A Question of Lawful Authority

Baseball season gets underway this week, a welcome distraction from the political battles in Washington.

Meanwhile, the U.S. Senate is warring over the confirmation of Supreme Court nominee Neil Gorsuch. The Republicans say he’s a stellar nominee, a judicial umpire who calls balls and strikes as he sees them. Democrats, led by New York’s Charles Schumer, however, say the judge is a creature of “special interests” who would slide into a base with spikes up and who deserves to be filibustered.

Who are those “special interests” you might ask? Well, they would be anyone who disagrees with progressives, which the November election indicated is at least half the country if not more.
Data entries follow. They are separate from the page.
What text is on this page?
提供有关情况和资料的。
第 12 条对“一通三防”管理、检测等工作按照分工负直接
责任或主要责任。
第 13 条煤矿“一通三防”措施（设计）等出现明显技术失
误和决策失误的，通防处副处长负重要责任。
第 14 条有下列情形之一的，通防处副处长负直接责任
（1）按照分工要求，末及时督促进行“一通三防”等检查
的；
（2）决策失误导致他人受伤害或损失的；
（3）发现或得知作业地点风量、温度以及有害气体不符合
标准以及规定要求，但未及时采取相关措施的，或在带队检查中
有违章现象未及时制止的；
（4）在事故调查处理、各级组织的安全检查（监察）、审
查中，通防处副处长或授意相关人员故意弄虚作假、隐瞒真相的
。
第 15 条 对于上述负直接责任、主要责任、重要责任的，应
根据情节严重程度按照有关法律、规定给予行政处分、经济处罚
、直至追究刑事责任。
The Republicans say Judge Gorsuch will help the Court return to constitutional principles. Democrats claim that he will “undo the gains” made by decades of liberal jurisprudence. We can only pray that they’re both right.

Over the years, federal courts – especially the Supreme Court – acquired an out-sized role in the nation’s affairs, especially during Franklin Roosevelt’s administration. Think of the federal government as a three-bodied creature, with one of the bodies in a black robe towering over the others with a giant Nancy Pelosi gavel.

Restraining the Supreme Court’s power, even slightly, has been a non-starter. Congress is packed with lawyers who dream of serving on or before the highest bench someday. It’s also an open secret that many politicians are relieved when hot button issues slide off their plates and directly onto the Court’s docket.

Nonetheless, given the Court’s near-omnipotence, the central question of what constitutes lawful authority will dominate public discussion in years to come, especially if there is a conservative majority. Right now, “lawful authority” is in the eye of the beholder on many levels.